Charles Perrow, critique, précise que Haggerty est aussi membre de la Commission trilatérale, institution amie de l'industrie atomique, qui conseille les grandes puissances en armement nucléaire. Mc Pherson était un influent lobbyiste sous l'administration Johnson, Peterson un ancien directeur de la division recherches de Dupont, tandis que Pigford est un ancien employé d'un constructeur de réacteur.
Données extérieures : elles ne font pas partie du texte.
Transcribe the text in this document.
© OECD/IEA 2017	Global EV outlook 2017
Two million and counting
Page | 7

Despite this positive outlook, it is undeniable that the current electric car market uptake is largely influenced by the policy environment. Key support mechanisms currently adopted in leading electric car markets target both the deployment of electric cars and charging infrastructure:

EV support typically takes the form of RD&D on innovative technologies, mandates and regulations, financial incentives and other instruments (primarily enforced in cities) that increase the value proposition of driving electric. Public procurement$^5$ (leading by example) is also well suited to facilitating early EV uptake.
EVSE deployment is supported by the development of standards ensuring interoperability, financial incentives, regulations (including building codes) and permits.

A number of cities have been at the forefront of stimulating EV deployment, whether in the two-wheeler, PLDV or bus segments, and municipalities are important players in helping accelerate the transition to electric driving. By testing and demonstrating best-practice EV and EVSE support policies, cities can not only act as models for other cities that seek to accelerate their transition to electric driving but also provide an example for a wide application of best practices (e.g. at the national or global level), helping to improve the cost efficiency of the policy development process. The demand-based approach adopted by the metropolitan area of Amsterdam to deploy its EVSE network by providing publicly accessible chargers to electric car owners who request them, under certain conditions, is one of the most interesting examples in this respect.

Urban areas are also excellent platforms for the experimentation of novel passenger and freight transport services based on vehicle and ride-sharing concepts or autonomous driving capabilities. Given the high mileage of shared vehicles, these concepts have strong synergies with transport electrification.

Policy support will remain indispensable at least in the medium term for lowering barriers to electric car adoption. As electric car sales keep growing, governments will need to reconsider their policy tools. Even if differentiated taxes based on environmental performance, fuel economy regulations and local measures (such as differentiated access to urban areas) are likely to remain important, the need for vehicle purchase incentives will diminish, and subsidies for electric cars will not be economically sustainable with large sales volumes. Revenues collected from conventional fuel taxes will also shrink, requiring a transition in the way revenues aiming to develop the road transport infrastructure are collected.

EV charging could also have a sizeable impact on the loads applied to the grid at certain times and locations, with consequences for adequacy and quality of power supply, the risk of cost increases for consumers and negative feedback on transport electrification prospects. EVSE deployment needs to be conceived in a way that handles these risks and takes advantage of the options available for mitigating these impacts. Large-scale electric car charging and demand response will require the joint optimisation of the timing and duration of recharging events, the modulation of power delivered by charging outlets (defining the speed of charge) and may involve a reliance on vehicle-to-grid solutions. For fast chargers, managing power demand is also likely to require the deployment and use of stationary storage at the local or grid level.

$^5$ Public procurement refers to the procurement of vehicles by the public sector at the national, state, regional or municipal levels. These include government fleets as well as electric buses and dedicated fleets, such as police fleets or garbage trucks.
Perrow Charles, Normal Accidents, Living with High-Risk Technologies, New-York, Basic Books, 1984.

770.

John G. Kemeny, Report of the President's Commission on Three Mile Island (The Need for change : The Legacy of TMI), US Governement Accounting Office, Washington DC, 1979.

771.

Pharabod, Schapira, op. cit., p. 116.

772.

Perrow Charles, op.cit.. pp. 392-395 de l'édition allemande. La traduction en Allemand du titre est plus explicite : Normale Katastrophen, Die unvermeidbaren Risiken der Großtechnik, Campus-Verlag, Frankfurt-a-M, 1989. Après s'être intéressé aux organisations complexes, le sociologue Charles Perrow s'est appuyé en particulier sur l'accident de TMI pour développer le concept d' «accident normal» : la thèse principale de son livre de 1984 est la suivante : les systèmes à hauts risques (centrales et armement nucléaires, grosses installations chimiques, aérospatiale) nécessitent la mise en œuvre de technologies qui créent de nombreuses interactions complexes, qu'on ne peut prévoir ni empêcher. Comme la perfection n'existe pas, des défauts et des pannes ne peuvent manquer de se produire. Et quand des interactions complexes mettent hors service les mesures de sûreté prévues on en vient à des défaillances inexplicables et imprévisibles. Si en plus le système est «étroitement couplé», c'est-à-dire qu'il laisse peu de temps ou peu de marge de manœuvre aux dispositifs de sécurité chargés de rétablir l'intégrité du système, alors la panne ne se limite plus à quelques composants du système et on en arrive à un accident-système. Celui-ci a certes été déclenché par la défaillance d'un composant, mais de par la nature-même du système on est conduit très simplement vers un accident inévitable ou «normal».

773.

Perrow, Charles, «The President's Commission and the Normal Accident», in : Sills, David L., Wolf C. P., Shelanski, Vivien B. (eds), Accident a Three Mile Island: The Human Dimensions, Westview Press, Boulder, 1982, pp. 173-183.

774.

RGN-Actualités, «TMI. Les conclusions du rapport Kemeny«, Revue Générale Nucléaire, N°5, septembre-octobre 1979, p. 523.

775.

D'après Leveson, Nancy G., Safeware, System Safety and Computers, Addison Wesley, NY, 1995, p. 54.